En proposant de s’attaquer au cumul des mandats Martine Aubry fait un pas significatif pour révolutionner la politique française. Voilà une classe (au sens sociologique du terme) qui ne s’applique pas ce qu’elle prône pour les autres classes ! Je veux bien évidemment évoquer la mobilité. Alors que, sur tous les tons, depuis des années et des années, le discours dominant encourage la mobilité professionnelle en changeant au moins trois fois dans sa vie de travail, la classe politique, dans sa grande majorité, fait carrière. Les mandats succèdent aux mandats et, comme un seul ne suffit pas, il est préférable d’en détenir de nombreux ! Sans parler des mandats qui relèvent du suffrage indirect au sein des Etablissements Publics de Coopération Intercommunale. Comment peut-on assumer plusieurs mandats cumulés en faisant autre chose que de l’agitation politicienne ? Personne n’est dupe ! Un travail sérieux, un travail de fond, un travail rigoureux suppose un investissement à plein temps dans la fonction occupée. «Notre pays est l’un des seuls en Europe, où des responsables politiques cumulent plusieurs fonctions électives. Alors que les parlementaires français ont pour 85 % d’entre-eux au moins une autre responsabilité locale, ils ne sont que 16 % en Italie, 15 % en Espagne, 13 % en Grande-Bretagne et 10 % en Allemagne. L’élu n’est pas un employé et son mandat n’est pas un job.» (Source ici )
Paul Quilès ancien ministre de François Mitterrand avance «que le mandat unique est un préalable indispensable à la revalorisation du travail des élus et à la revitalisation du Parti socialiste.» Je suis suffisamment critique envers la classe politique dans son ensemble pour saluer sans réserve la proposition de Martine Aubry. Il est grand temps de révolutionner les pratiques et les comportements politiques. Il n’y a pas d’autres voies pour que les citoyens réinvestissent le champ politique, pour que les citoyens s’impliquent politiquement. Ce qui est une nécessité. Une révolution culturelle de la part des hommes et des femmes politiques s’impose car comme l’écrit si bien Valéry Giscard d’Estaing : « La trajectoire d’un élu politique en France répond à deux lois simples : on se présente à une fonction pour préparer sa candidature à la fonction suivante ; lorsqu’on est élu à la fonctionsupérieure, on conserve la fonction antérieure de manière à éviter qu’un «intrigant» ne vienne reproduire à vos dépens le parcours que vous venez de réussir. D’où l’obsession de cumuler les mandats.» (Valéry Giscard d'Estaing)
Comment ne pas être d'accord avec l'idée qu'il faut tout mettre en œuvre pour lutter contre le cumul des mandats. Cependant je crois que pour y arriver une loi ne suffira pas.
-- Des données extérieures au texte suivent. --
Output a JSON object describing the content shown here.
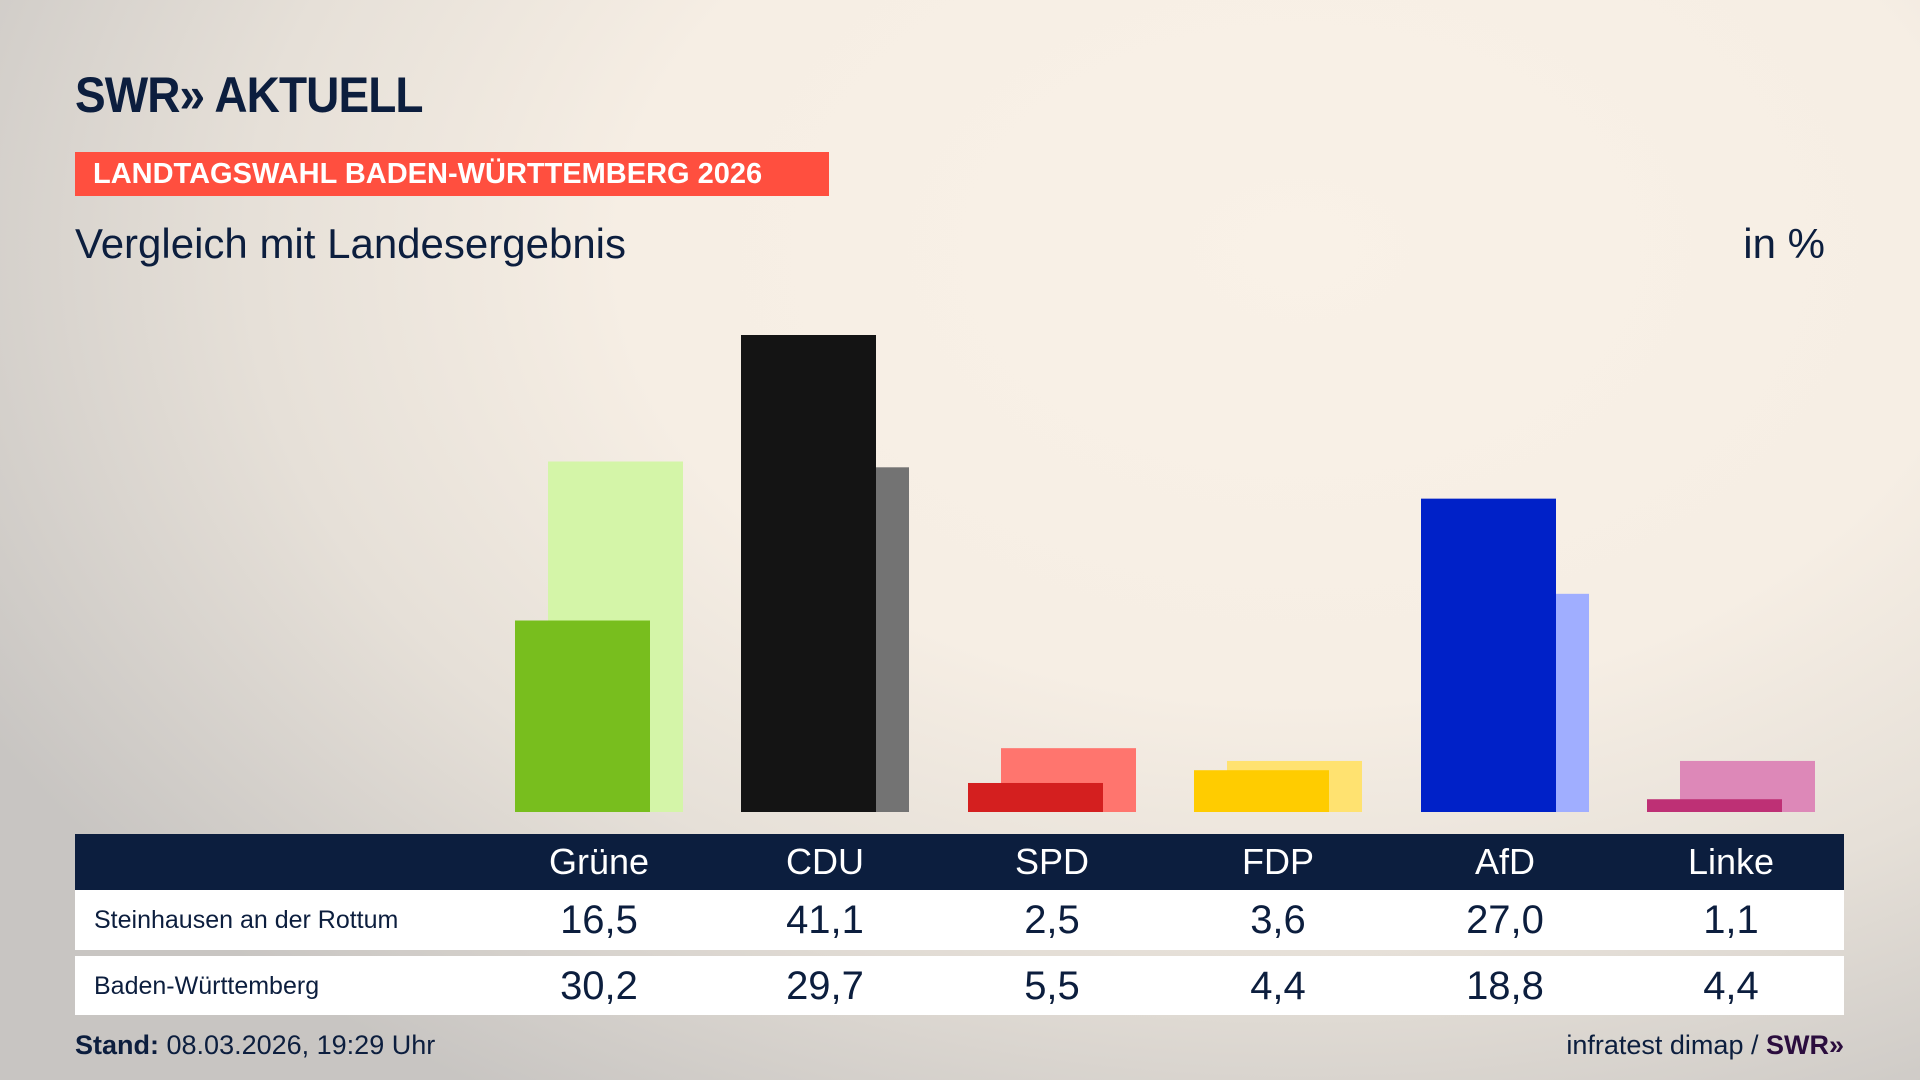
{
  "header": {
    "logo": "SWR» AKTUELL",
    "banner": "LANDTAGSWAHL BADEN-WÜRTTEMBERG 2026",
    "subtitle": "Vergleich mit Landesergebnis",
    "unit": "in %"
  },
  "colors": {
    "navy": "#0c1e3e",
    "banner": "#ff4f3f"
  },
  "chart_data": {
    "type": "bar",
    "categories": [
      "Grüne",
      "CDU",
      "SPD",
      "FDP",
      "AfD",
      "Linke"
    ],
    "series": [
      {
        "name": "Steinhausen an der Rottum",
        "values": [
          16.5,
          41.1,
          2.5,
          3.6,
          27.0,
          1.1
        ],
        "colors": [
          "#78be1e",
          "#141414",
          "#d41f1f",
          "#ffcc00",
          "#0021c8",
          "#be3075"
        ]
      },
      {
        "name": "Baden-Württemberg",
        "values": [
          30.2,
          29.7,
          5.5,
          4.4,
          18.8,
          4.4
        ],
        "colors": [
          "#d4f5a8",
          "#737373",
          "#ff756e",
          "#ffe270",
          "#a0aeff",
          "#dd88b8"
        ]
      }
    ],
    "ylim": [
      0,
      41.1
    ],
    "grid": false
  },
  "table": {
    "headers": [
      "Grüne",
      "CDU",
      "SPD",
      "FDP",
      "AfD",
      "Linke"
    ],
    "rows": [
      {
        "label": "Steinhausen an der Rottum",
        "values": [
          "16,5",
          "41,1",
          "2,5",
          "3,6",
          "27,0",
          "1,1"
        ]
      },
      {
        "label": "Baden-Württemberg",
        "values": [
          "30,2",
          "29,7",
          "5,5",
          "4,4",
          "18,8",
          "4,4"
        ]
      }
    ]
  },
  "footer": {
    "stand_label": "Stand:",
    "stand_value": "08.03.2026, 19:29 Uhr",
    "source": "infratest dimap /",
    "source_logo": "SWR»"
  }
}
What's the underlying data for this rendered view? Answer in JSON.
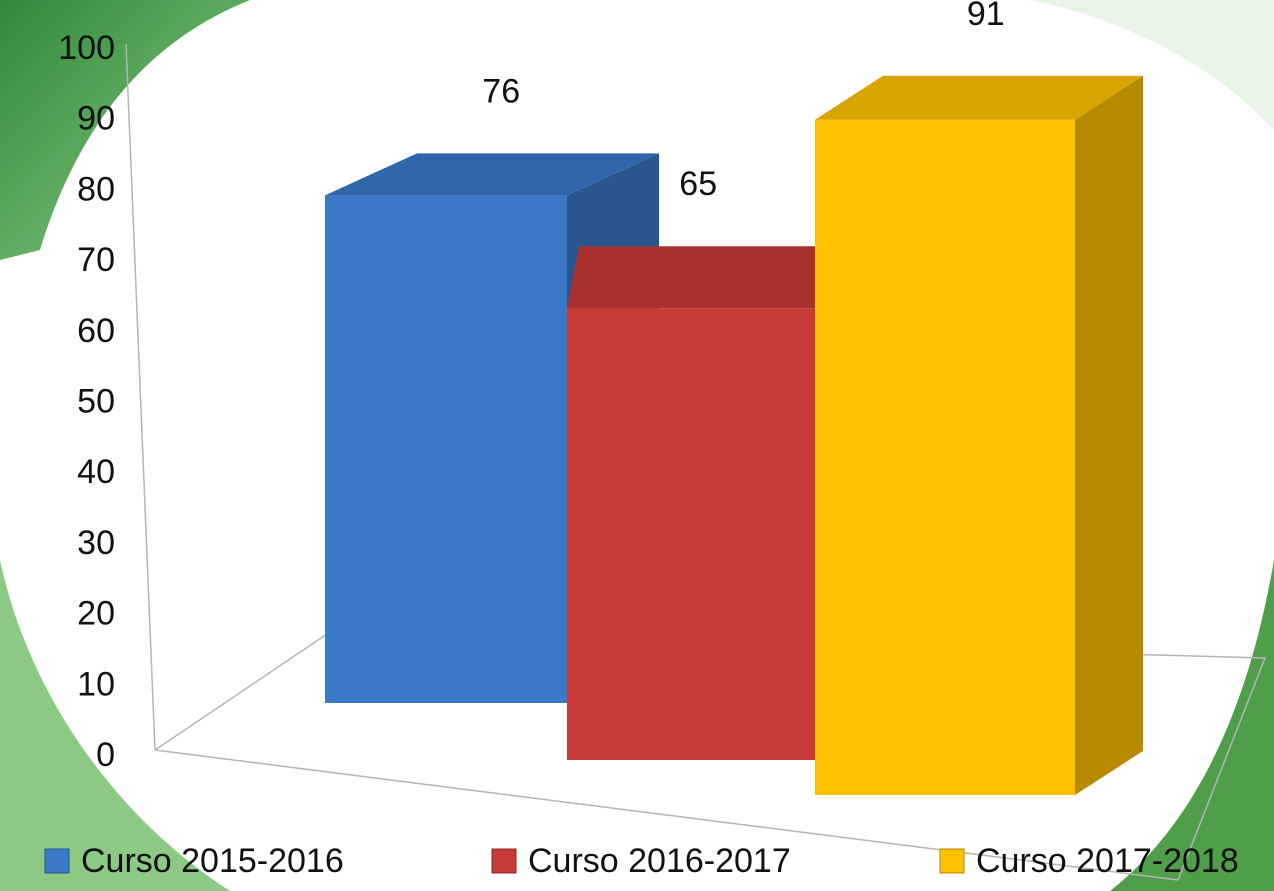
{
  "chart_data": {
    "type": "bar3d",
    "series": [
      {
        "name": "Curso 2015-2016",
        "color": "#3a78c8",
        "values": [
          76
        ]
      },
      {
        "name": "Curso 2016-2017",
        "color": "#c93a36",
        "values": [
          65
        ]
      },
      {
        "name": "Curso 2017-2018",
        "color": "#ffc000",
        "values": [
          91
        ]
      }
    ],
    "ylim": [
      0,
      100
    ],
    "yticks": [
      0,
      10,
      20,
      30,
      40,
      50,
      60,
      70,
      80,
      90,
      100
    ],
    "legend": "bottom",
    "data_labels": true
  }
}
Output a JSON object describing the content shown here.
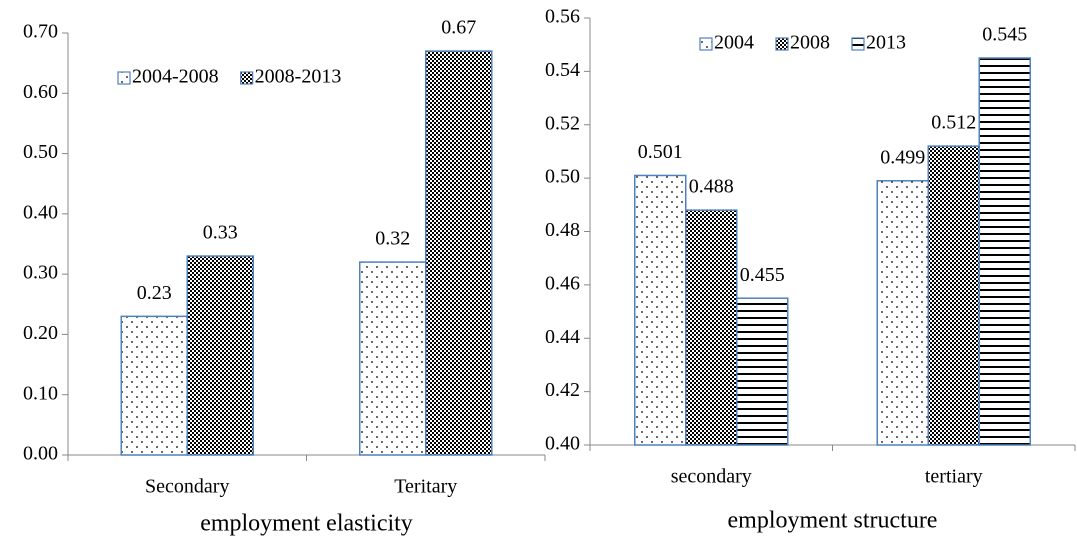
{
  "chart_data": [
    {
      "type": "bar",
      "x_label": "employment elasticity",
      "categories": [
        "Secondary",
        "Teritary"
      ],
      "series": [
        {
          "name": "2004-2008",
          "color": "#4f81bd",
          "pattern": "dots",
          "values": [
            0.23,
            0.32
          ]
        },
        {
          "name": "2008-2013",
          "color": "#4f81bd",
          "pattern": "checker",
          "values": [
            0.33,
            0.67
          ]
        }
      ],
      "ylim": [
        0,
        0.7
      ],
      "yticks": [
        {
          "value": 0,
          "label": "0.00"
        },
        {
          "value": 0.1,
          "label": "0.10"
        },
        {
          "value": 0.2,
          "label": "0.20"
        },
        {
          "value": 0.3,
          "label": "0.30"
        },
        {
          "value": 0.4,
          "label": "0.40"
        },
        {
          "value": 0.5,
          "label": "0.50"
        },
        {
          "value": 0.6,
          "label": "0.60"
        },
        {
          "value": 0.7,
          "label": "0.70"
        }
      ],
      "legend": "upper left"
    },
    {
      "type": "bar",
      "x_label": "employment structure",
      "categories": [
        "secondary",
        "tertiary"
      ],
      "series": [
        {
          "name": "2004",
          "color": "#4f81bd",
          "pattern": "dots",
          "values": [
            0.501,
            0.499
          ]
        },
        {
          "name": "2008",
          "color": "#4f81bd",
          "pattern": "checker",
          "values": [
            0.488,
            0.512
          ]
        },
        {
          "name": "2013",
          "color": "#4f81bd",
          "pattern": "hlines",
          "values": [
            0.455,
            0.545
          ]
        }
      ],
      "ylim": [
        0.4,
        0.56
      ],
      "yticks": [
        {
          "value": 0.4,
          "label": "0.40"
        },
        0.42,
        0.44,
        0.46,
        0.48,
        {
          "value": 0.5,
          "label": "0.50"
        },
        0.52,
        0.54,
        0.56
      ],
      "legend": "upper center"
    }
  ]
}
Il faut globalement poser la question du statut (aujourd'hui inexistant)de l'élu qui permettait à tout citoyen qui s'engage à disposer d'un temps reconnu pour exercer son mandat et des garanties pour les salariés qui se trouveraient dans l'obligation de suspendre leurs activité professionnelle de la retrouver. Plus globalement est ainsi posé la question du temps citoyen, pas nécessairement légiféré, mais rendu possible par la diminution du temps de travail, une éducation citoyenne dès l'école, et la revalorisation de la notion d'intérêt général.